Suarjaya mengatakan di Bali memang sudah ada Perda Nomor 10 Tahun 2011 tentang Kawasan Tanpa Rokok (KTR). Namun, di lapangan masih banyak yang melanggar ketentuan merokok pada berbagai fasilitas publik yang masuk dalam KTR.

"Kami sangat bergembira dengan peran Ikatan Dokter Anak Indonesia (IDAI) yang menggelar kegiatan seminar ini sebagai sebuah wadah untuk memberikan informasi dan penanganan terhadap penyakit pneumonia. Sekaligus menjadi momentum untuk mengevaluasi berbagai kegiatan yang sudah dilakukan para petugas kesehatan di berbagai jenjang dengan harapan nantinya dapat menekan serendah-rendahnya angka kesakitan dan kematian akibat pneumonia," ujarnya.

Sementara itu Direktur Pengendalian Penyakit Menular Langsung (P2ML) Kementerian Kesehatan dr Sigit Priohutomo MPH mengatakan sesungguhnya pneumonia pada balita dapat dicegah.

Hanya saja, menurut dia, masalahnya seringkali terjadi keterlambatan penanganan akibat masih adanya kesenjangan kemampuan antara tenaga kesehatan masyarakat dengan dokter spesialis anak.

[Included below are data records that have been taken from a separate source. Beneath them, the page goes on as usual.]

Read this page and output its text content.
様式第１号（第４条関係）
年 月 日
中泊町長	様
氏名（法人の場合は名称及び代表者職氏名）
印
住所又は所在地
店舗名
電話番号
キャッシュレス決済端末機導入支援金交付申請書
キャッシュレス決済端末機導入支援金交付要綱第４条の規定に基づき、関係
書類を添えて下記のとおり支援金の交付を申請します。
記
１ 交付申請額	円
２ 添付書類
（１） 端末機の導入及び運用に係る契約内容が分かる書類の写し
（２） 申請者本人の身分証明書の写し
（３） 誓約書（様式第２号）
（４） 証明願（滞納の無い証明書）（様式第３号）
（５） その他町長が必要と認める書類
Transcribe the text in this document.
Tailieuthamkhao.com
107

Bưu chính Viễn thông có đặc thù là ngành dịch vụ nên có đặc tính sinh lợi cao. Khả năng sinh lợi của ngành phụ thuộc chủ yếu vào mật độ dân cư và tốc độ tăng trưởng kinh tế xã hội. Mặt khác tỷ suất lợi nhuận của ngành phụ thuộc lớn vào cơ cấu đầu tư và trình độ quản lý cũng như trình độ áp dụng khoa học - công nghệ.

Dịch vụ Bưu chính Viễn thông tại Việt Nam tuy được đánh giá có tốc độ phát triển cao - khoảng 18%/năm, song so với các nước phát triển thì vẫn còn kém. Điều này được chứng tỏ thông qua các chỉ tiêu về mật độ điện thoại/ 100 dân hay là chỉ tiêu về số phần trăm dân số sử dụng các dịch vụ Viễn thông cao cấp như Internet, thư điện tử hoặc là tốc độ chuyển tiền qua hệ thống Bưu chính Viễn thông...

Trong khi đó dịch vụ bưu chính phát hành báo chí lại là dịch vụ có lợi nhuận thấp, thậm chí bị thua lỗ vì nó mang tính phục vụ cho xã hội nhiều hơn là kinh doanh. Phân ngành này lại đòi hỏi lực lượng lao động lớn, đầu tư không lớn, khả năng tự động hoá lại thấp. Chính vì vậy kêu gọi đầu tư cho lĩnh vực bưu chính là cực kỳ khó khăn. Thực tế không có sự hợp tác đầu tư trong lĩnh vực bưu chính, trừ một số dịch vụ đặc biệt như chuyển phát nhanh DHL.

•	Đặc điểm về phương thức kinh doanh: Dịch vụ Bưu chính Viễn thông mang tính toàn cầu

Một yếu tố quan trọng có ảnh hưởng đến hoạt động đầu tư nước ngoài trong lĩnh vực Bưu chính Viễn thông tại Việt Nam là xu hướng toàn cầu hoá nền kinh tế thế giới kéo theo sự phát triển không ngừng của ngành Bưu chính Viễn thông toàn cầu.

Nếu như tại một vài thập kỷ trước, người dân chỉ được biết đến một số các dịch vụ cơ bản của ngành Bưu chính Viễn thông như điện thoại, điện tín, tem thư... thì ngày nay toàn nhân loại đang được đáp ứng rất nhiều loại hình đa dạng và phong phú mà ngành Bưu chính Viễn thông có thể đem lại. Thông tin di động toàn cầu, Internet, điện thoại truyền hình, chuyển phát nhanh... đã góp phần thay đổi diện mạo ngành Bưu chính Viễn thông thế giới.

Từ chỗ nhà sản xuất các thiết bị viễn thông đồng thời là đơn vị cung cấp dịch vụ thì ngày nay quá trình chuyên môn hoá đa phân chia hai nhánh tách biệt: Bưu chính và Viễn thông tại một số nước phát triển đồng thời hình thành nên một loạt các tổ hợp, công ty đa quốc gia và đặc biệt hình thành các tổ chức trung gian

"Harapan kami dengan kegiatan seperti ini yang nantinya dapat membangun sinergi semua pihak, maka angka kesakitan dan kematian akibat pneumonia bisa diturunkan," ujarnya.

Sigit menambahkan, faktor risiko pneumonia pada balita selain disebabkan karena polusi udara akibat paparan asap rokok di rumah, juga karena faktor lainnya seperti bayi yang tidak mendapatkan air susu ibu (ASI) dengan cukup, bayi lahir dengan berat badan rendah, bayi tidak mendapatkan imunisasi, tinggal di lingkungan padat penduduk hingga perilaku keluarga yang tidak menerapkan pola hidup bersih dan sehat.

"Kami sangat berharap upaya pencegahan pneumonia bisa mendapatkan dukungan penuh seluruh masyarakat karena pneumonia selain dapat menyebabkan kematian juga bisa memengaruhi kesehatan otak anak dan menimbulkan komplikasi berbagai penyakit," ucap Sigit.

Pada seminar yang dihadiri oleh para dokter spesialis anak, dokter umum, perawat, dan mahasiswa kesehatan dari berbagai rumah sakit di Bali itu juga menghadirkan pembicara lainnya beberapa dokter spesialis anak yakni Bambang Supriyatno, Ida Bagus Subanada, Nastiti Kaswandani, Wahyuni Indawati, Landia Setiawati SpA(K) dengan dipandu oleh dokter spesialis anak W Bikin Suryawan dan Putu Siadi Purniti. (WDY)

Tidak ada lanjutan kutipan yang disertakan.